地域包括支援センターでケアマネジャーをしていた頃、ALS(筋萎縮性側索硬化症)と診断された方を担当することがありました。

ALSは、全身の筋肉が次第に動かなくなり、萎縮していく進行性の病気です。
原因は完全には解明されておらず、根本的な治療法もまだ確立されていません。

その利用者さんは、まだ50代で、お仕事も続けておられました。
しかし、病気の進行は早く、身体を動かすことや呼吸がしんどそうな場面が増えていきました。

今後どうなっていくのか。
生活はどのようにすればいいのか。

ご本人も奥様も、大きな不安を抱えておられました。

ALSの定期的な診察は、総合病院の脳神経内科で受けておられましたが、訪問診療による居宅療養管理指導を開始されました。
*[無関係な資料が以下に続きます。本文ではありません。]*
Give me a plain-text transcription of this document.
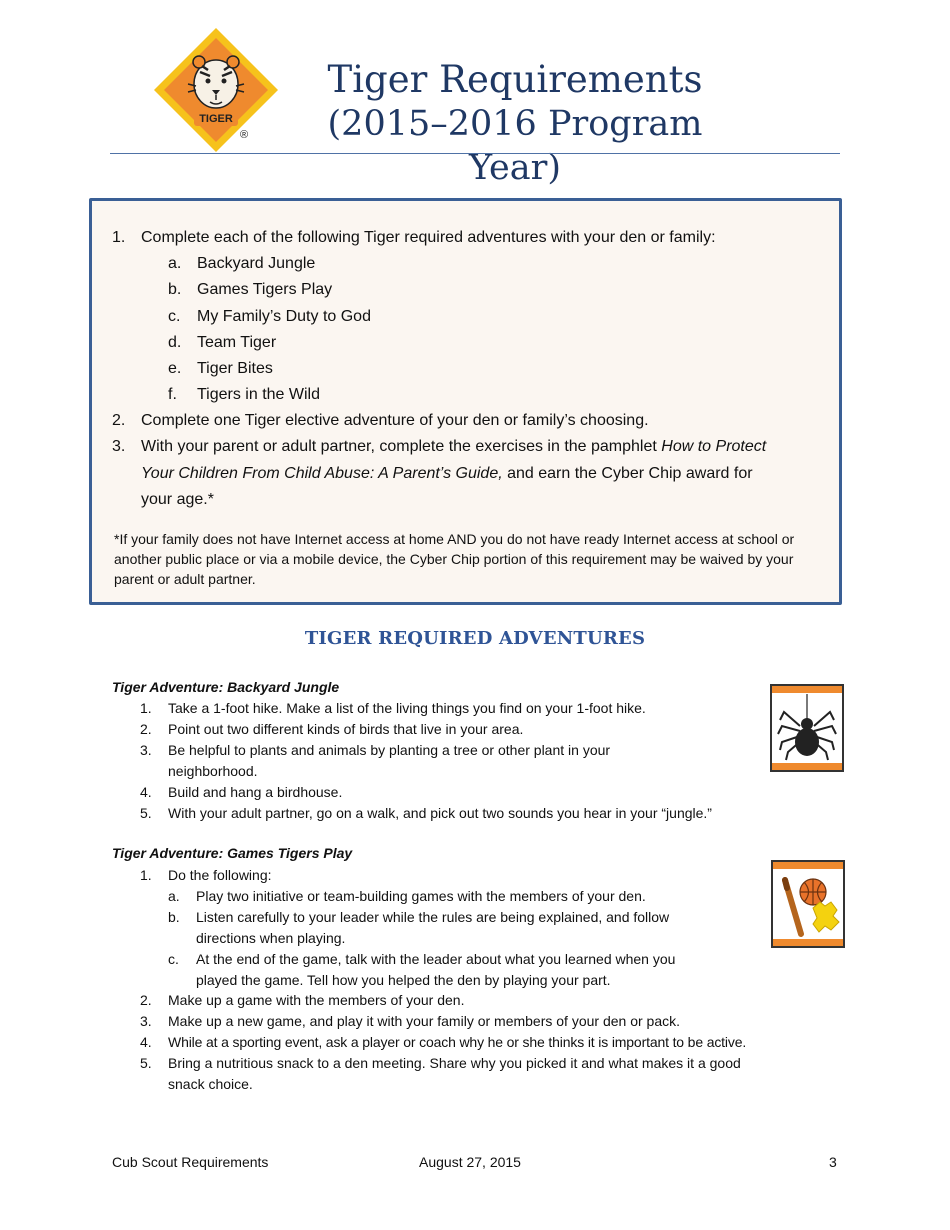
TIGER
®
Tiger Requirements
(2015–2016 Program Year)
1. Complete each of the following Tiger required adventures with your den or family:
a. Backyard Jungle
b. Games Tigers Play
c. My Family’s Duty to God
d. Team Tiger
e. Tiger Bites
f. Tigers in the Wild
2. Complete one Tiger elective adventure of your den or family’s choosing.
3. With your parent or adult partner, complete the exercises in the pamphlet How to Protect
Your Children From Child Abuse: A Parent’s Guide, and earn the Cyber Chip award for
your age.*
*If your family does not have Internet access at home AND you do not have ready Internet access at school or another public place or via a mobile device, the Cyber Chip portion of this requirement may be waived by your parent or adult partner.
TIGER REQUIRED ADVENTURES
Tiger Adventure: Backyard Jungle
1. Take a 1-foot hike. Make a list of the living things you find on your 1-foot hike.
2. Point out two different kinds of birds that live in your area.
3. Be helpful to plants and animals by planting a tree or other plant in your
neighborhood.
4. Build and hang a birdhouse.
5. With your adult partner, go on a walk, and pick out two sounds you hear in your “jungle.”
Tiger Adventure: Games Tigers Play
1. Do the following:
a. Play two initiative or team-building games with the members of your den.
b. Listen carefully to your leader while the rules are being explained, and follow
directions when playing.
c. At the end of the game, talk with the leader about what you learned when you
played the game. Tell how you helped the den by playing your part.
2. Make up a game with the members of your den.
3. Make up a new game, and play it with your family or members of your den or pack.
4. While at a sporting event, ask a player or coach why he or she thinks it is important to be active.
5. Bring a nutritious snack to a den meeting. Share why you picked it and what makes it a good
snack choice.
Cub Scout Requirements	August 27, 2015	3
すると、総合病院の診察だけでは難しかった、日々の生活に関する細かな相談ができるようになりました。

「この症状はどう考えたらいいのか」
「今の生活で気をつけることは何か」

そういった不安をその場で相談し、アドバイスを受けることで、気持ちの面でも生活の面でも、少しずつ安定していきました。

その後、要支援から要介護へと認定が変わり、居宅介護支援事業所のケアマネジャーに引き継ぐことになりました。

そのとき、ご本人がこうおっしゃっていたのが印象に残っています。

「今後も訪問診療のときに先生に相談したり、いろんなサービスにお世話になりながら、いけるところまであがいてみます!」

訪問診療と居宅療養管理指導は、診察だけではカバーしきれない“日々の不安”に寄り添うサービスです。

それがあることで、これからの生活に向き合う力を支えてくれると感じた出来事でした。